Visualizing Solutions: * One Solution: The intersection of lines or planes at a single point. * Infinitely Many Solutions: Occurs when equations represent the same line/plane or intersect along a line. For example, a linear equation in 3 variables defines a plane. * No Solution (Inconsistent): Occurs when lines or planes are parallel and do not intersect.

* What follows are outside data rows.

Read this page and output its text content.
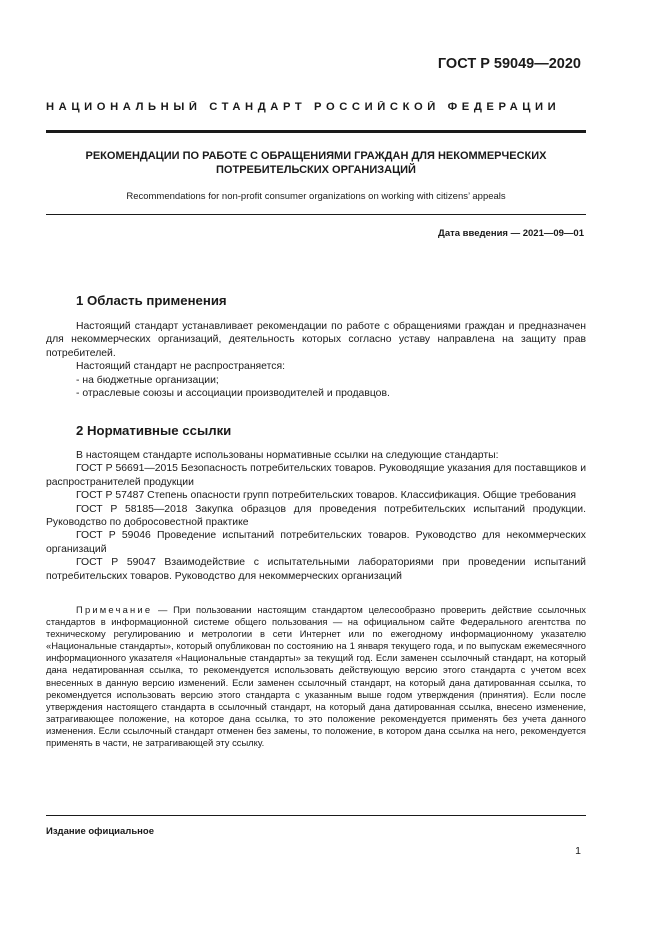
ГОСТ Р 59049—2020
НАЦИОНАЛЬНЫЙ СТАНДАРТ РОССИЙСКОЙ ФЕДЕРАЦИИ
РЕКОМЕНДАЦИИ ПО РАБОТЕ С ОБРАЩЕНИЯМИ ГРАЖДАН ДЛЯ НЕКОММЕРЧЕСКИХ
ПОТРЕБИТЕЛЬСКИХ ОРГАНИЗАЦИЙ
Recommendations for non-profit consumer organizations on working with citizens’ appeals
Дата введения — 2021—09—01
1 Область применения

Настоящий стандарт устанавливает рекомендации по работе с обращениями граждан и предназначен для некоммерческих организаций, деятельность которых согласно уставу направлена на защиту прав потребителей.

Настоящий стандарт не распространяется:

- на бюджетные организации;

- отраслевые союзы и ассоциации производителей и продавцов.

2 Нормативные ссылки

В настоящем стандарте использованы нормативные ссылки на следующие стандарты:

ГОСТ Р 56691—2015 Безопасность потребительских товаров. Руководящие указания для поставщиков и распространителей продукции

ГОСТ Р 57487 Степень опасности групп потребительских товаров. Классификация. Общие требования

ГОСТ Р 58185—2018 Закупка образцов для проведения потребительских испытаний продукции. Руководство по добросовестной практике

ГОСТ Р 59046 Проведение испытаний потребительских товаров. Руководство для некоммерческих организаций

ГОСТ Р 59047 Взаимодействие с испытательными лабораториями при проведении испытаний потребительских товаров. Руководство для некоммерческих организаций

Примечание — При пользовании настоящим стандартом целесообразно проверить действие ссылочных стандартов в информационной системе общего пользования — на официальном сайте Федерального агентства по техническому регулированию и метрологии в сети Интернет или по ежегодному информационному указателю «Национальные стандарты», который опубликован по состоянию на 1 января текущего года, и по выпускам ежемесячного информационного указателя «Национальные стандарты» за текущий год. Если заменен ссылочный стандарт, на который дана недатированная ссылка, то рекомендуется использовать действующую версию этого стандарта с учетом всех внесенных в данную версию изменений. Если заменен ссылочный стандарт, на который дана датированная ссылка, то рекомендуется использовать версию этого стандарта с указанным выше годом утверждения (принятия). Если после утверждения настоящего стандарта в ссылочный стандарт, на который дана датированная ссылка, внесено изменение, затрагивающее положение, на которое дана ссылка, то это положение рекомендуется применять без учета данного изменения. Если ссылочный стандарт отменен без замены, то положение, в котором дана ссылка на него, рекомендуется применять в части, не затрагивающей эту ссылку.

Издание официальное
1
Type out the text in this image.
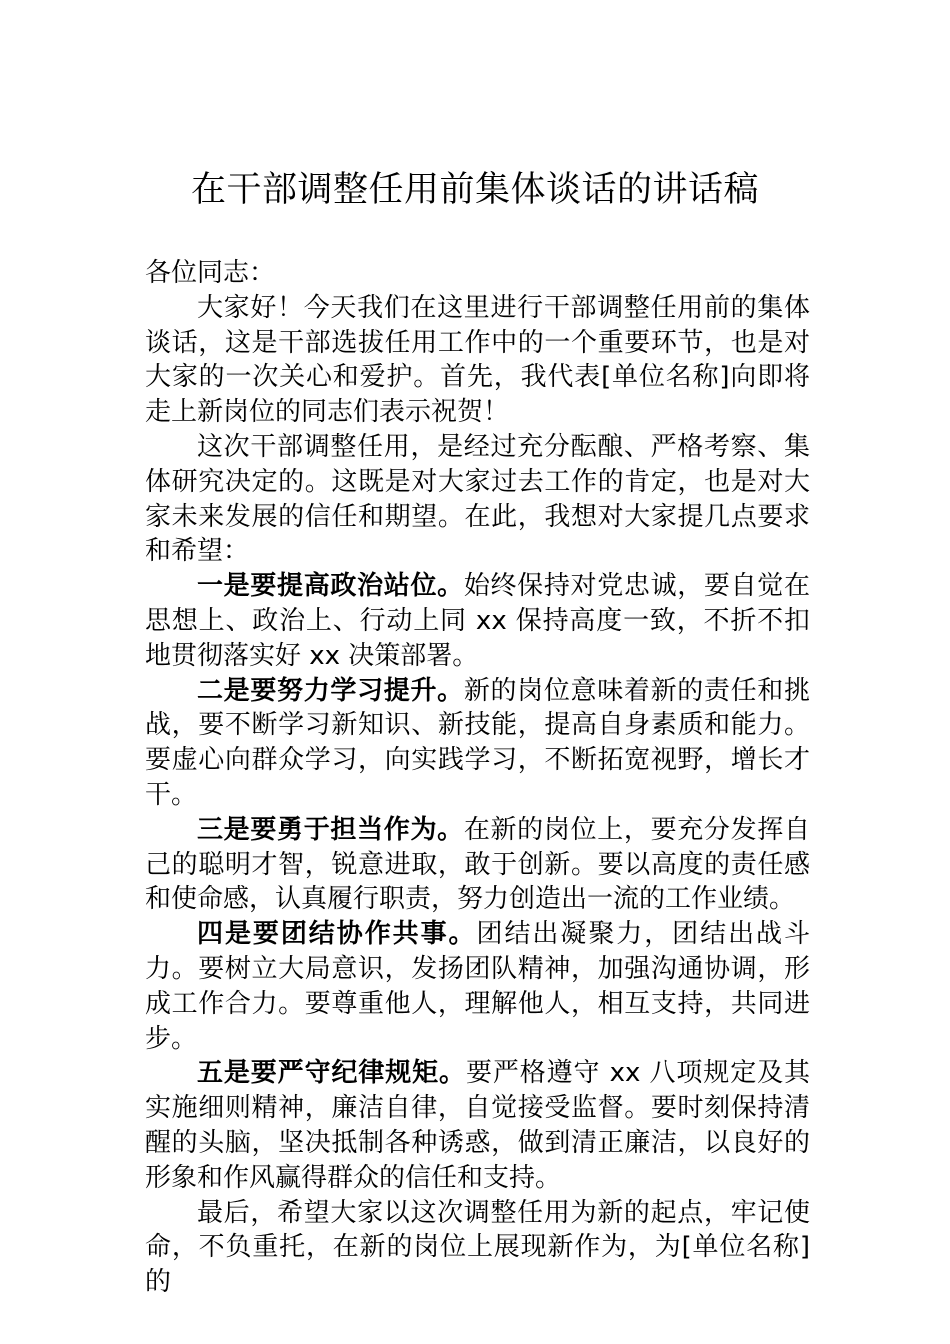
在干部调整任用前集体谈话的讲话稿

各位同志：

大家好！今天我们在这里进行干部调整任用前的集体谈话，这是干部选拔任用工作中的一个重要环节，也是对大家的一次关心和爱护。首先，我代表[单位名称]向即将走上新岗位的同志们表示祝贺！

这次干部调整任用，是经过充分酝酿、严格考察、集体研究决定的。这既是对大家过去工作的肯定，也是对大家未来发展的信任和期望。在此，我想对大家提几点要求和希望：

一是要提高政治站位。始终保持对党忠诚，要自觉在思想上、政治上、行动上同 xx 保持高度一致，不折不扣地贯彻落实好 xx 决策部署。

二是要努力学习提升。新的岗位意味着新的责任和挑战，要不断学习新知识、新技能，提高自身素质和能力。要虚心向群众学习，向实践学习，不断拓宽视野，增长才干。

三是要勇于担当作为。在新的岗位上，要充分发挥自己的聪明才智，锐意进取，敢于创新。要以高度的责任感和使命感，认真履行职责，努力创造出一流的工作业绩。

四是要团结协作共事。团结出凝聚力，团结出战斗力。要树立大局意识，发扬团队精神，加强沟通协调，形成工作合力。要尊重他人，理解他人，相互支持，共同进步。

五是要严守纪律规矩。要严格遵守 xx 八项规定及其实施细则精神，廉洁自律，自觉接受监督。要时刻保持清醒的头脑，坚决抵制各种诱惑，做到清正廉洁，以良好的形象和作风赢得群众的信任和支持。

最后，希望大家以这次调整任用为新的起点，牢记使命，不负重托，在新的岗位上展现新作为，为[单位名称]的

Row Reduction and Echelon Forms

Echelon Form (REF): A matrix is in echelon form if: * All nonzero rows are above any rows of all zeros. * Each leading entry (the leftmost non-zero entry) of a row is in a column to the right of the leading entry of the row above it. * All entries in a column below a leading entry are zeros.
Reduced Row Echelon Form (RREF): A matrix is in RREF if it satisfies REF conditions plus: * The leading entry in each nonzero row is 1. * Each leading 1 is the only nonzero entry in its column.
Pivot Position and Column: * Pivot Position: A location in matrix $A$ that corresponds to a leading 1 in the RREF of $A$ . * Pivot Column: A column of $A$ that contains a pivot position.
Consistency Test: A system is consistent if and only if the rightmost column of the augmented matrix is not a pivot column (i.e., no row of the form $[0, 0, \text{...}, 0 | b]$ where $b \neq 0$ ).

Vector Equations and Span

Vectors in $\mathbb{R}^n$ : The set of all ordered n-tuples of real numbers ( $x_1, x_2, \text{...}, x_n$ ).
Operations: * Scalar Multiple: Multiplying a vector by a real number $c$ such that $c\mathbf{u} = \begin{pmatrix} cu_1 \\ cu_2 \end{pmatrix}$ . * Vector Addition: Adding components such that $\mathbf{u} + \mathbf{v} = \begin{pmatrix} u_1 + v_1 \\ u_2 + v_2 \end{pmatrix}$ . Addition follows the Parallelogram Rule.
Linear Combinations: Given vectors $\mathbf{v_1}, \mathbf{v_2}, \text{...}, \mathbf{v_p}$ and weights $c_1, c_2, \text{...}, c_p$ , the vector $\mathbf{y} = c_1\mathbf{v_1} + \text{...} + c_p\mathbf{v_p}$ is a linear combination.
Span: $Span\{\mathbf{v_1}, \text{...}, \mathbf{v_p}\}$ is the set of all linear combinations of the vectors. Geometrically, in $\mathbb{R}^3$ , the span of two non-parallel vectors is a plane through the origin.

Matrix Equations

Matrix-Vector Product: If $A$ is an $m \times n$ matrix with columns $\mathbf{a_1}, \text{...}, \mathbf{a_n}$ and $\mathbf{x} \in \mathbb{R}^n$ , then $A\mathbf{x}$ is the linear combination of the columns of $A$ using the entries in $\mathbf{x}$ as weights: $A\mathbf{x} = x_1\mathbf{a_1} + x_2\mathbf{a_2} + \text{...} + x_n\mathbf{a_n}$ .
Equivalent Descriptions: The following have the same solution set: * The matrix equation $A\mathbf{x} = \mathbf{b}$ . * The vector equation $x_1\mathbf{a_1} + \text{...} + x_n\mathbf{a_n} = \mathbf{b}$ . * The linear system with augmented matrix $[A | \mathbf{b}]$ .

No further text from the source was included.